Even better, if you really want a good idea of what your computer will expect you to say, launch the Speech control panel, go to the tab that says "Text To Speech" and enter the word you want to test into the test textbox... Then hit Preview Voice... The computer will try to say what you have entered, and if it's saying something different than what you expect, modify the spelling to be more phonetic until both you and the computer agree on the pronunciation of the word. Then copy and paste the modified word back into the Girderspeech.xml file. Results Guaranteed!

#7: If you are lazy (like me) and can't be bothered to turn off the microphone when you aren't planning to send voice commands, go to your Speech control panel, click the voice profile you are using, and hit the Settings Button...

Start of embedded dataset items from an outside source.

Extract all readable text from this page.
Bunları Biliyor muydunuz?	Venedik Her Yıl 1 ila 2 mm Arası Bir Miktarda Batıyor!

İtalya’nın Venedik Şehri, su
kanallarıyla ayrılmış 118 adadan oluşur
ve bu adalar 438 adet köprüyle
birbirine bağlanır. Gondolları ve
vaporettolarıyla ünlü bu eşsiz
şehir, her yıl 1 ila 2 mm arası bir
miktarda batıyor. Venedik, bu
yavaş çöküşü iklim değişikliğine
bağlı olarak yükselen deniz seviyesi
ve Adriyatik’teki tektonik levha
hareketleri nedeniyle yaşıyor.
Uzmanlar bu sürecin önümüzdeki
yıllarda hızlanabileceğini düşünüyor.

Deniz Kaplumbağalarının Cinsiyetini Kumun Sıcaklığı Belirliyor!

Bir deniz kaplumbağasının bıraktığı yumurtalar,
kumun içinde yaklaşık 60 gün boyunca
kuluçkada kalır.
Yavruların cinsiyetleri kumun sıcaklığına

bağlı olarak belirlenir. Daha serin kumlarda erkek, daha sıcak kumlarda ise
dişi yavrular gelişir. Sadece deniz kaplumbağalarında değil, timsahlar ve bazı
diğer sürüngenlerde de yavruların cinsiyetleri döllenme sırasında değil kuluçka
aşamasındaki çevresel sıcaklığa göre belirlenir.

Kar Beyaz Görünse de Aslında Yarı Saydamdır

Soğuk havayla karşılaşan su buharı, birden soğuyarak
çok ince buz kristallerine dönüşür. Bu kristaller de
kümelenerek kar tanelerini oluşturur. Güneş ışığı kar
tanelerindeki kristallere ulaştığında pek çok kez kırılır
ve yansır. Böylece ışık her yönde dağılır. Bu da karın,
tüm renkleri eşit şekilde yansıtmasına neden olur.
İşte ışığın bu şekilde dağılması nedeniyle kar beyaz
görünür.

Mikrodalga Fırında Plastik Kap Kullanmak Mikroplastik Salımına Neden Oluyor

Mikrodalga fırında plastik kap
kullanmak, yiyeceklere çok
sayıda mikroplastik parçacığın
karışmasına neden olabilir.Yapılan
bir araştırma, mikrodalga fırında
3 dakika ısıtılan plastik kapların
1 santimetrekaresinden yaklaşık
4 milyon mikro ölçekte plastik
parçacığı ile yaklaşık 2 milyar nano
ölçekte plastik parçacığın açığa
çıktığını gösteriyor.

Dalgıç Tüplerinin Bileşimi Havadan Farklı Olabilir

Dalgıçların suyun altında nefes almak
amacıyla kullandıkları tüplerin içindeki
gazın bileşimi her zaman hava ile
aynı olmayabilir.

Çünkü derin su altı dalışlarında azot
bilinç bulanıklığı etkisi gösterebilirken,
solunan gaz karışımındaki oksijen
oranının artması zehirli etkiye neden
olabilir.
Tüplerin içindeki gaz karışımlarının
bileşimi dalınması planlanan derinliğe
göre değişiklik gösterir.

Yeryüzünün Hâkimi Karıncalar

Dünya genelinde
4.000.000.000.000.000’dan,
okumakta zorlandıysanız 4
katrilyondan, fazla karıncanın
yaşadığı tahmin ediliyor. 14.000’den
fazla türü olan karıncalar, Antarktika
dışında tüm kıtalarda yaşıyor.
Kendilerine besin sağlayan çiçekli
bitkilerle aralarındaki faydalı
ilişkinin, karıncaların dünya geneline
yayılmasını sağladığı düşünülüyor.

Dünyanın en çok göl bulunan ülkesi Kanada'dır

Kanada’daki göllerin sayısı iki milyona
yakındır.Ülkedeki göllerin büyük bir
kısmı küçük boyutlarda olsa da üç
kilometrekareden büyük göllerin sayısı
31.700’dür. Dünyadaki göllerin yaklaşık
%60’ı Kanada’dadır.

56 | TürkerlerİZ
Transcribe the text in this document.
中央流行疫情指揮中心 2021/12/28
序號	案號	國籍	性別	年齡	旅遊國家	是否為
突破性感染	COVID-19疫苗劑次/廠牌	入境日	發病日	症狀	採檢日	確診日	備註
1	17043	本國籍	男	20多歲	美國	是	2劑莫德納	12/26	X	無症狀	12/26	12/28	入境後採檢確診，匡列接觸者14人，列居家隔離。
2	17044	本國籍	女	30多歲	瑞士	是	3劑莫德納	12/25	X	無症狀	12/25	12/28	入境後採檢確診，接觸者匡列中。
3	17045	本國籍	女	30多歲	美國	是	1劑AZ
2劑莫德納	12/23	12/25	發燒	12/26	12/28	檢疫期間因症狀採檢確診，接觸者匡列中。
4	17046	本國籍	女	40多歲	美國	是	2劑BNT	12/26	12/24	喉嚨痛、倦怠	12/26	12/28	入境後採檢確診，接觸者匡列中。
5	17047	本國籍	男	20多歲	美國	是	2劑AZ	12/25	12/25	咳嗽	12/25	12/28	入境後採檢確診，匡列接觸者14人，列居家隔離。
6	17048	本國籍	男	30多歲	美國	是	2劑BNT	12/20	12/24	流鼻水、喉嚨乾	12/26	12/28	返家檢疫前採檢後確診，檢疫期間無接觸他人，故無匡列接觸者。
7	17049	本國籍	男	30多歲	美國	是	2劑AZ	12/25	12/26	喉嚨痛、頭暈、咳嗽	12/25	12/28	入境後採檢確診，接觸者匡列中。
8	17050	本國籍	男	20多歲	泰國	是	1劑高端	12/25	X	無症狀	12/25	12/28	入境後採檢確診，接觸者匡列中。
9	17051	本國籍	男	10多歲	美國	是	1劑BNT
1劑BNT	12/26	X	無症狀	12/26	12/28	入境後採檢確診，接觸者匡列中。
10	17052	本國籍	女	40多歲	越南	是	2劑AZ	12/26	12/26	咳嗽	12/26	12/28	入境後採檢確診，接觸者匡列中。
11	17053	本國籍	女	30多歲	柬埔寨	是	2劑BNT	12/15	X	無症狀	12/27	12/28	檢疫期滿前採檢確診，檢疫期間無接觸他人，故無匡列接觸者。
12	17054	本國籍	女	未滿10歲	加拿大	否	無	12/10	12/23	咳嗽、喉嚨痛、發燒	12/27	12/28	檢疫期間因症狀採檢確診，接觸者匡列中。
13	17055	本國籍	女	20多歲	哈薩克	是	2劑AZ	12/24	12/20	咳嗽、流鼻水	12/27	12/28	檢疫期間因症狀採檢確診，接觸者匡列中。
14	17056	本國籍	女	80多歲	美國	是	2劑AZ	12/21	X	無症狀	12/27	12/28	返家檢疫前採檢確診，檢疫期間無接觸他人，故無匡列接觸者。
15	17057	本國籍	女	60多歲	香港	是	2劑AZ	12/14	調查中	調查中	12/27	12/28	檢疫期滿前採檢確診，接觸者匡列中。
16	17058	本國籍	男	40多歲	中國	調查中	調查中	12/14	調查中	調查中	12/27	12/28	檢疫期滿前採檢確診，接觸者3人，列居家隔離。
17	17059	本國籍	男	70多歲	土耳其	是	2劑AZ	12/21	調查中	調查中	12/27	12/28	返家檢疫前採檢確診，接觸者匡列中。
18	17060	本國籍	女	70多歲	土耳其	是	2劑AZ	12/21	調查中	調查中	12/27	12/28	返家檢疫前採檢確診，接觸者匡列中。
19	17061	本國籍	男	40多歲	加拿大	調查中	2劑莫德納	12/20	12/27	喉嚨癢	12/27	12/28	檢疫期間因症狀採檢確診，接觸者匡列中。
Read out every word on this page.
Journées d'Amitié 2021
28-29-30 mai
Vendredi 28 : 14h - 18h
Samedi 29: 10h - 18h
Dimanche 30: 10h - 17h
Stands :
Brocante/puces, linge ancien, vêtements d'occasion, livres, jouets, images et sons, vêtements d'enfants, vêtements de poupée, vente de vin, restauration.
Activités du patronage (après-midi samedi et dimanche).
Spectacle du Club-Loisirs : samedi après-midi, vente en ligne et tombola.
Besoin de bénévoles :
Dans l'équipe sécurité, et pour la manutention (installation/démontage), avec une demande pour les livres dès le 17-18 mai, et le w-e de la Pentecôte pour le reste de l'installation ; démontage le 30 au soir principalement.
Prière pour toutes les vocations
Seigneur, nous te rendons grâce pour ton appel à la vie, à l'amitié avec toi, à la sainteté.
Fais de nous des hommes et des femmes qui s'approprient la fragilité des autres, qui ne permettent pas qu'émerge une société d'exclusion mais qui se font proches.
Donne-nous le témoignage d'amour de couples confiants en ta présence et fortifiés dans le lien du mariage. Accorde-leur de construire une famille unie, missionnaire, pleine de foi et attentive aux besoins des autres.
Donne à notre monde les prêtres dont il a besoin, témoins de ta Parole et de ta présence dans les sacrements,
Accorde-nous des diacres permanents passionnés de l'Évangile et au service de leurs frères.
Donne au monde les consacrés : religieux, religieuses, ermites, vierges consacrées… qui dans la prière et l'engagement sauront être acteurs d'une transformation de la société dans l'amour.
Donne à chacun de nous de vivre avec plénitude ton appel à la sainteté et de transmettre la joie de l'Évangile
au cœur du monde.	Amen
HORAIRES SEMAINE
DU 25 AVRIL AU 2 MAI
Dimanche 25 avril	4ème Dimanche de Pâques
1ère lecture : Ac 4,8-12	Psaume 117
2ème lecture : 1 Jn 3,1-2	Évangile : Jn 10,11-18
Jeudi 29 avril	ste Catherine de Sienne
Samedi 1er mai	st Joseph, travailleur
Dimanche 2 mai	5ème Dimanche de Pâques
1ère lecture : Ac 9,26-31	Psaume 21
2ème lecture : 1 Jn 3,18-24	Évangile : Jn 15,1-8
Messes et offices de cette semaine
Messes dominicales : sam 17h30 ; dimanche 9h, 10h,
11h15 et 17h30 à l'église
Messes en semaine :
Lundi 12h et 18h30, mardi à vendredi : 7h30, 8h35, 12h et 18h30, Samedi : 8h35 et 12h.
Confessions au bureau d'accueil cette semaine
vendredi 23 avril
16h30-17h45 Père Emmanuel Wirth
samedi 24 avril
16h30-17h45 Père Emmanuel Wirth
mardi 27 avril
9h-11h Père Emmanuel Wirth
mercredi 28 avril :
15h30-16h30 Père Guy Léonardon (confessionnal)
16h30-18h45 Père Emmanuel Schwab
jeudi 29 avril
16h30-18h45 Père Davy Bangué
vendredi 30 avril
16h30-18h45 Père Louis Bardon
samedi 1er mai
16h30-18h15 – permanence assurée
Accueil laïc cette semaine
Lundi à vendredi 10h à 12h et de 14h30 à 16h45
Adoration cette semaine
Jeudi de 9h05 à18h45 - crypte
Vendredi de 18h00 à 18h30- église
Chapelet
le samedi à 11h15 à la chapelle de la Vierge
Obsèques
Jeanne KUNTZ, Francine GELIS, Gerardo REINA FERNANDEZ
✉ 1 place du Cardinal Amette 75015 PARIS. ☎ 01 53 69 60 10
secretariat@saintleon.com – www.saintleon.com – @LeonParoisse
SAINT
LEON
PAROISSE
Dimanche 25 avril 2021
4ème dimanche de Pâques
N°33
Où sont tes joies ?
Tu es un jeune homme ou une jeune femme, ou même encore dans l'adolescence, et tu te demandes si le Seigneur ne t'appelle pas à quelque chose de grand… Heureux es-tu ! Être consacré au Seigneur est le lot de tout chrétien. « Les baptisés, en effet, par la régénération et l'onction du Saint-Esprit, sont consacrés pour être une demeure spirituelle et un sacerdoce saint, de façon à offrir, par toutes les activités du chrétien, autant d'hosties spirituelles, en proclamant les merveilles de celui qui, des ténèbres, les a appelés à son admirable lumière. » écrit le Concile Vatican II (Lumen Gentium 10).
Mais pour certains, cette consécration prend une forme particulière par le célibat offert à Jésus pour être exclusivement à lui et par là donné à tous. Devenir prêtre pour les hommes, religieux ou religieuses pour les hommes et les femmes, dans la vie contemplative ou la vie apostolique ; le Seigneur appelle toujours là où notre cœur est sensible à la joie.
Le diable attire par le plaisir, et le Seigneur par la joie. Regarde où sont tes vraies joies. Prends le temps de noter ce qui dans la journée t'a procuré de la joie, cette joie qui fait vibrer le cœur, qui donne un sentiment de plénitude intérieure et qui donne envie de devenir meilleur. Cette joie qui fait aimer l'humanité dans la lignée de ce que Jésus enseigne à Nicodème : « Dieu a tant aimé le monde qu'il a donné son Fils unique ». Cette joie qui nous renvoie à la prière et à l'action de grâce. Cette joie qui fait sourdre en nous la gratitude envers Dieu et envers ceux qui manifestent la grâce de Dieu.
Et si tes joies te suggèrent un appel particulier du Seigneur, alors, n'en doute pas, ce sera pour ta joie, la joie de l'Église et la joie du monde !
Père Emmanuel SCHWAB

At the bottom of the window there is a checkbox for "Background Adaptation" -- uncheck this -- having it checked makes the speech recognizer adapt to your voice over time as you use it, but a lot of other noises and general clatter get through to the mic when you're not using it and wind up "un-training" your profile.

Of course, I am really only GUESSING this, but it seems like a common sense thing to do, no?

#8: Make two actions that will save you a lot of time when messing around wth your speech files:

One, that will load the girderspeech.xml into your favorite text editor -- the purpose of this is obvious... I say "vocabulary" to do this...

Another, that will unload and reload the speech plugin -- this will make the speech plugin reread any changes you applied to your girderspeech.xml... You can do this by creating a Variable Manipulation Script containing the following code:



UnloadPlugin (88)
LoadPlugin (88)


Or, if you are MEGA lazy, load the attached GML and stick it where you need it.